Thursday, December 26, 2019

CONSENSUS # 52. The Killing Fields




SYNOPSIS:  “The Killing Fields” is a war journalism movie.  It is a tragic buddy film.  A New York Times journalist (Sam Waterson) is covering the situation in Cambodia when the Khmer Rouge is taking over.  He is aided by his Cambodian interpreter (Haing Ngor).  When the foreign journalists are evacuated, the interpreter is captured by the Khmer Rouge and put in an indoctrination camp.
BACK-STORY:    The movie was Roland Joffe’s directorial debut.  The screenplay was based on Schanberg’s article in the NY Times entitled “The Death and Life of Dith Pran”.  The movie was a critical and box office success.  A British film, it did very well at the BAFTAs winning Best Picture and Actor (Ngor) among other awards.  Amazingly, Ngor also won the award for Beat Newcomer.  It was nominated for Academy Awards for Picture, Director, Actor (Waterston), and Adapted Screenplay.  It won for Supporting Actor (Ngor), Film Editing, and Cinematography.  It is #30 on AFIs list of “Most Inspiring Movies”.  It is #100 on BFIs list of greatest British films of the 20th Century.
TRIVIA:  Wikipedia, imdb
1.  Ngor was in the labor camps.  His wife died in childbirth because she refused to call for his help because she knew the Khmer Rouge was murdering doctors.  After four years, he escaped to Thailand.  He was discovered by the casting director at a Cambodian wedding in Los Angeles.  He became the first Southeast Asian to win an acting Oscar.  He was the second non-professional actor to win one.  (First was Harold Russell for “Best Years of Our Lives”.)  He was murdered in his garage by a thief interested in his gold locket (which had a picture of his wife).  When his Oscar was found in his home, all the gold had been rubbed off it indicating that he had clutched it a lot.
2.  It has a 93% rating on Rotten Tomatoes.
3.  The score is by Mike Oldfield of “Exorcist” fame.

Belle and Blade  =  N/A
Brassey’s              =  4.0
Video Hound       =  N/A
War Movies         =  5.0
Military History  =  no
Channel 4             =  #15
Film Site                =  no
101 War Movies  =  yes
Rotten Tomatoes  =   no

OPINION:   The plot is solid.  The theme of friendship is not maudlin.  The final reunion is touching and believable.  The movie does a good job of leaving doubts about Schanberg’s motives.  His guilt feelings come out and there is an element of redemption, but I felt he was something of an ass hole.  This ambiguity added to the depth of the character.  The theme of the perseverance of the human spirit as exhibited by Pran’s survival and escape is the main reason the film is rated as inspirational.  The camaraderie and competition between the journalists and their love/hate relationship with war is not ground-breaking, but well handled.  The government as cover-upper is also stereotypical, but Joffe does not rant.
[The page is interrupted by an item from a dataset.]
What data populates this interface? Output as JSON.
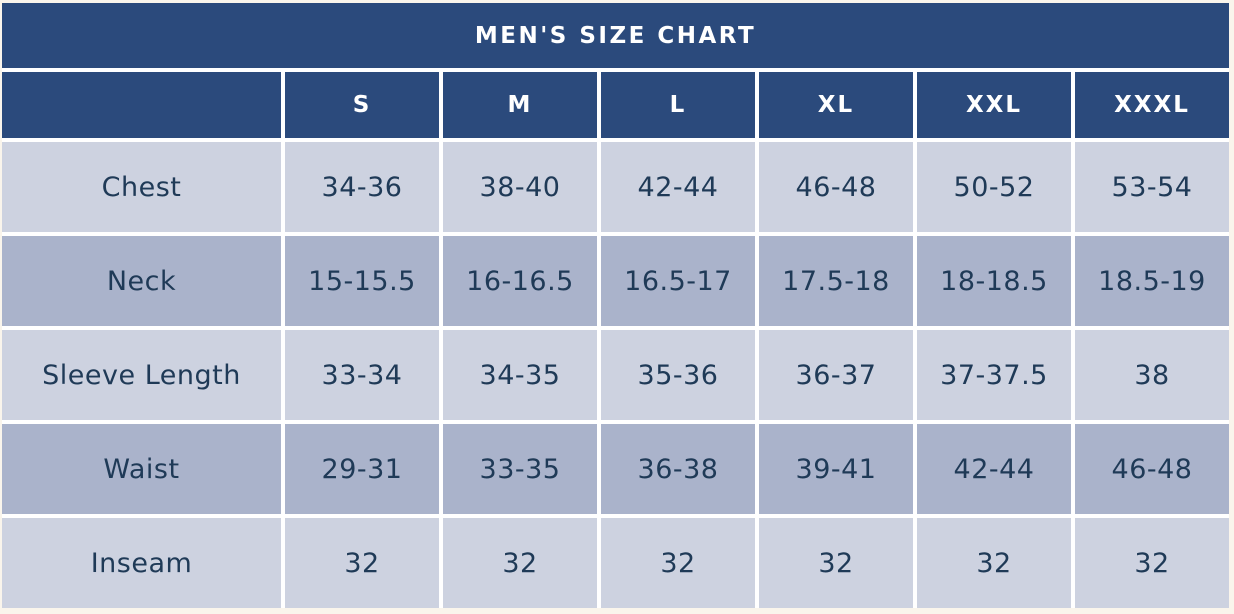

                 “The Killing Fields” is an overrated movie, as are most from this subgenre.  Movie critics like to imagine that because they write for newspapers, they are kin to war journalists.  If they give one of these movies a bad review, they may have to face a collegue who will ask them if they have ever been in the shit.  Plus, those guys are fracking crazy and may bash your head with a beer bottle (or put their joint out on your face).  As far as the Academy voters are concerned, they love their screenwriter buddies who are cousins to the war journalists.